Determining Home State for Custody Under the UCCJEA
June 28, 2013
When a child lives in one state and a parent files for custody of that child in another state a question of jurisdiction over which state can hear the custody case arises. The Pennsylvania Supreme Court has ruled that in such situations the Uniform Child Custody Jurisdiction Enforcement Act (UCCJEA) 23 Pa C.S.A. § 5401 applies.
So, for example, if Father lives in Pennsylvania and Mother lives in Maryland and Father files for custody of the child in Pennsylvania and Mother wants the case to be heard in Maryland, and asks the Pennsylvania court to defer jurisdiction to Maryland, how is the proper forum determined? In cases such as this, Pennsylvania will use the Uniform Child Custody Jurisdiction Enforcement Act or the UCCJEA.
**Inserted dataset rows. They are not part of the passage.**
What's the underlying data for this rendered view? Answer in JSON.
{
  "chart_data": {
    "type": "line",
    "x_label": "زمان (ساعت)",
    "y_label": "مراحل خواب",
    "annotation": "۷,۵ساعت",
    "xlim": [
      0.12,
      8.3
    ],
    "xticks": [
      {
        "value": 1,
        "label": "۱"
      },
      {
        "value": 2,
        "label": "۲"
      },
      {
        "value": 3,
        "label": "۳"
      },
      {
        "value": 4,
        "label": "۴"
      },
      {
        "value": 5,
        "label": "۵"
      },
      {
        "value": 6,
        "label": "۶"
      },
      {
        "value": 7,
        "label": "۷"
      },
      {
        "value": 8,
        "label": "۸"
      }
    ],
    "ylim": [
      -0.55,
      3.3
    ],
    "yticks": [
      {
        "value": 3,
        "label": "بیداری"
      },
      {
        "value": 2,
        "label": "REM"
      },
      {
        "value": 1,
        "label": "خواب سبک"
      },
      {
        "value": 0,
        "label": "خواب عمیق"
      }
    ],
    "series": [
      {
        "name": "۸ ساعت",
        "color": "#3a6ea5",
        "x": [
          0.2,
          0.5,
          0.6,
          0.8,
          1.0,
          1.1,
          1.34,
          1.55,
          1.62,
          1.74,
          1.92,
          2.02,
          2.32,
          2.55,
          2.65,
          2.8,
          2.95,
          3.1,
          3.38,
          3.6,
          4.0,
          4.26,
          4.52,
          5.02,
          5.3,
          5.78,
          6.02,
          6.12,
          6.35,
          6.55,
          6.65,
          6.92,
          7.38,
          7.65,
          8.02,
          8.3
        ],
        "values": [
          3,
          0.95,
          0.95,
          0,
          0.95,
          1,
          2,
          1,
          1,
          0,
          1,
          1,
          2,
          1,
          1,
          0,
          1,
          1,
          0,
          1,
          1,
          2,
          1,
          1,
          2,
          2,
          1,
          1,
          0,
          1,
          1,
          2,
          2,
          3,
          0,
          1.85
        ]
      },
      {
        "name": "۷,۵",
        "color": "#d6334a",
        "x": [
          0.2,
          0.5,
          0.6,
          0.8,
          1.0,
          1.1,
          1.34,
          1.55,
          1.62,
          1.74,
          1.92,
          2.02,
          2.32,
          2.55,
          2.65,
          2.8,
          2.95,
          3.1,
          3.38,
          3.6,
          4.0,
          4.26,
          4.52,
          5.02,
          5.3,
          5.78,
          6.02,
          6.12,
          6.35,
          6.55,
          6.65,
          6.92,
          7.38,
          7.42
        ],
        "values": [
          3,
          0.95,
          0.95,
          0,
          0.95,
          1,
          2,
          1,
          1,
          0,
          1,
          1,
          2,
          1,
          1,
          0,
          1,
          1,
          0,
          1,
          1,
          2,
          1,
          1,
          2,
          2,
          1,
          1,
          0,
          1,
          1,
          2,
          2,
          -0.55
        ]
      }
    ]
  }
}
Under the UCCJEA a Pennsylvania court will look to the child's “home state” to determine jurisdiction. The child's home state is determined by the place that the child resided for six months consecutively immediately preceding the filing of the custody action. The UCCJEA provides that “the state with the closest connections to, and the most evidence regarding a child should decide a child's custody.” If the child is very young, or has moved around a lot, and has no home state, then the courts use other factors to determine home state. Among those other factors are significant contacts the Child has with the jurisdiction, such as family contacts, medical contacts, school, etc. The Court also may consider which jurisdiction is more convenient for the child.
If you are involved in a custody case where more than one state is involved, you may wish to consult with your attorney about determining the state where the case should be decided.